Likewise, the leadership of JSD has a clear understanding and drive to provide the resources necessary in case of a major incident. It should be noted that this report contains references to a Rapid Deployment Team response that is well within the new JSD everyday manner of doing business, and is not accurate. The Rapid Deployment Teams will be used for major events exceeding the capacity and resources of a USMS district. Currently, when a protective detail is activated, the Office of Protective Operations and the Office of Protective Intelligence respond in an extremely coordinated fashion to ensure the resources needed are placed quickly in the field, or moved to the location to support the mission. The Rapid Deployment Team will be utilized when an event exceeds that normal course. The USMS conducts protective details frequently, and often without the need for additional resources.
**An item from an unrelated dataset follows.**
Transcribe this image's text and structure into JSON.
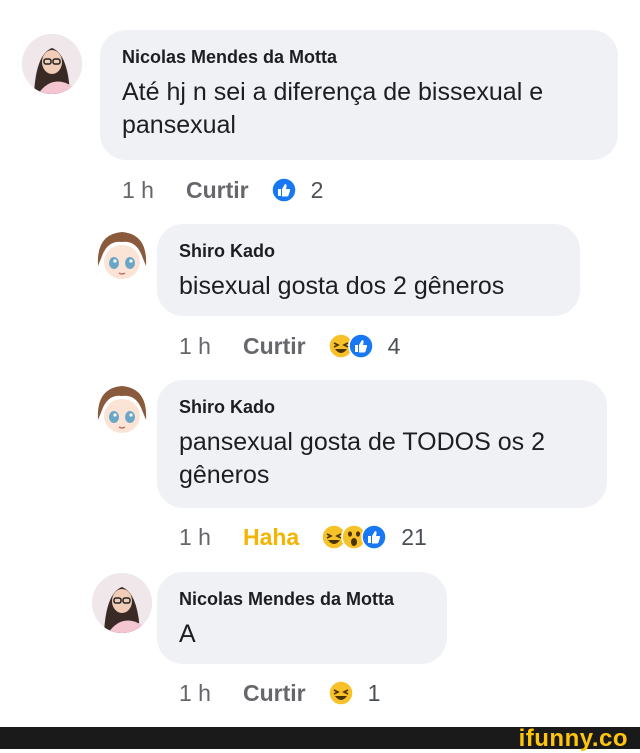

In these cases, JSD, in partnership with the Investigative Services Division, ensures that all possible angles and techniques are understood and being utilized to combat a threat. These policies will be issued in the first quarter of FY 2008.
We appreciate the courtesy of your professional staff and any further questions or additional information required, please contact Isabel Howell, USMS Liaison Audit Liaison on (202) 307-9744. Prompt resolution to these audit recommendations remains a high priority for the USMS.
It should be noted that the liaison positions are being used due to the lack of increased staffing through the budget process which would allow the USMS to increase actual positions at the JTTFs. Over the past three years, the USMS operational staffing has only seen an aggregate increase of 30 positions. This is due in part to the Joint Resolution for FY 2007, wherein no additional positions were received. As noted in the response to the 2004 audit, in order for the USMS to increase full-time positions assigned to the JTTFs, additional operational positions are needed. Absent that, it would be difficult to increase the USMS presence on the JTTFs without reducing the overall manpower at the courts, where the primary protection of the judiciary occurs.